A Survivor Story by Linda Dallman-Repp
I received the devastating words on Friday, August 31, 2007. I never skipped my annual screening after my mom died of breast cancer at the age of 62. My first husband died of cancer in 2003. I had been remarried just 1 year when the news came. I was 57 years old. I’ll never forget his sad puppy dog eyes looking at me and saying “We’ll get through this together honey?” I was numb and scared. A thousand questions raced through my mind. Do I tell my children? They are just getting over the death of their father. Suddenly my life is flashing fast forward. I am overwhelmed with questions. I knew I couldn’t share my medical diagnosis with my children. My son had to drop his semester of studies for his undergrad program to deal with the loss of his father and my daughter was in the midst of her university studies. I wasn’t dying and did not want to burden either one of them with the news. Both were finally getting on with facing their fears and living their academic dreams. This is what their dad wanted them to do. These were his dying words to all of us. After much thought, I made a decision to keep the biggest secret from my children until the year of surgeries and treatment was over. I was blessed to have my new husband for support.
I had so many questions and so few answers. This is where my survival and being my own advocacy skills kicked in. I had learned how to do this from my late husband. I was his patient advocate. I would live or die but would not go down without all my questions being answered.
We met with the surgeon. He felt comfortable with a lumpectomy, but my husband asked his clients that were pathologists. They felt I should have an MRI to make sure nothing else was present. I met with the radiologist and plastic surgeon to see what my treatment options were based on lumpectomy or mastectomy. I now realize that being your own patient advocate is much more difficult that advocating for someone else. To advocate for yourself, you have to face those fears!
I initially opted for a unilateral mastectomy, hoping to avoid chemo. That was prior to the MRI. The MRI showed a mass that hadn’t shown up on the mammogram.
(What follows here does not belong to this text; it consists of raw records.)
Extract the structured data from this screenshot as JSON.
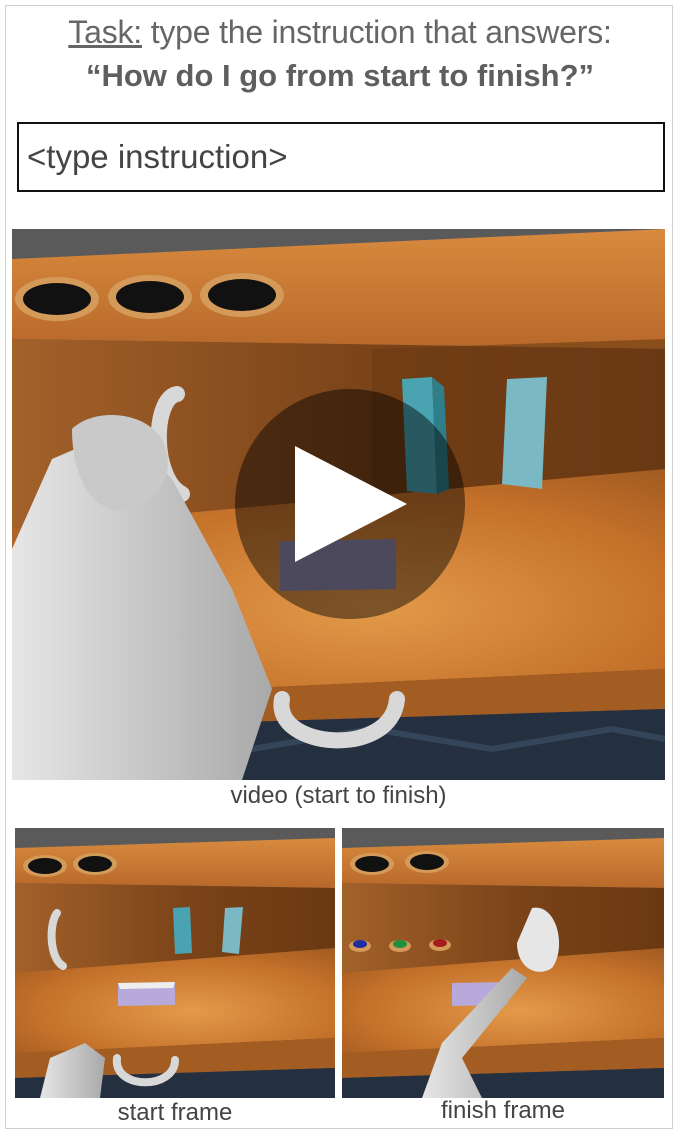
{
  "task": {
    "prefix": "Task:",
    "text": " type the instruction that answers:",
    "question": "“How do I go from start to finish?”"
  },
  "instruction_input": {
    "value": "",
    "placeholder": "<type instruction>"
  },
  "media": {
    "video_caption": "video (start to finish)",
    "start_caption": "start frame",
    "finish_caption": "finish frame"
  },
  "colors": {
    "wood": "#c9782e",
    "wood_dark": "#8f4f1c",
    "block_teal": "#5fbcc8",
    "block_lavender": "#b7a9d9",
    "button_blue": "#1f2fa0",
    "button_green": "#1e8f3a",
    "button_red": "#a61c1c"
  },
  "icons": {
    "play": "play-triangle"
  }
}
The surgeon would not perform my scheduled mastectomy unless I had a second biopsy. The needle biopsy was performed the next day. You know you are in trouble when the doctor begins to cry because she can’t detect the area on the MRI and felt that my life was in her hands. She shared with my husband and I that I should move forward with a bilateral mastectomy. My surgeon called the next day to report that my biopsy results came back negative. I told him it didn’t matter, I was going to do the bilateral mastectomy. Listen to your instincts, they are real. They say adversity brings strength. This is true, I saw it with my late husband face his terminal illness, I saw it with my current husband being orphaned at the age of 8 and becoming successful on his own, and I felt it with my own cancer diagnosis. Face your fears!
I had my bilateral mastectomy and I got great news, no lymph node involvement. I did learn that the breast that was biopsied with negative results actually did have cancer. My decision had saved me from having to repeat the entire terrible experience. I kept my cancer diagnosis a secret until my children completed their academic year. My oncologist felt I did not need chemo. My genetic test came back and I learned that I do have the BRCA2 mutation. As a result of this news I had a complete hysterectomy at the same time that I received my breast implants. I shared my secret with the children when they finished their Spring semester. They made me promise to never hold out a medical diagnosis like that again.
I am thrilled to be a team member of Survivors In Sync dragon boat team. We are a group of strong women who have faced their fears and have all been bitten by the Dragon. Paddles Up!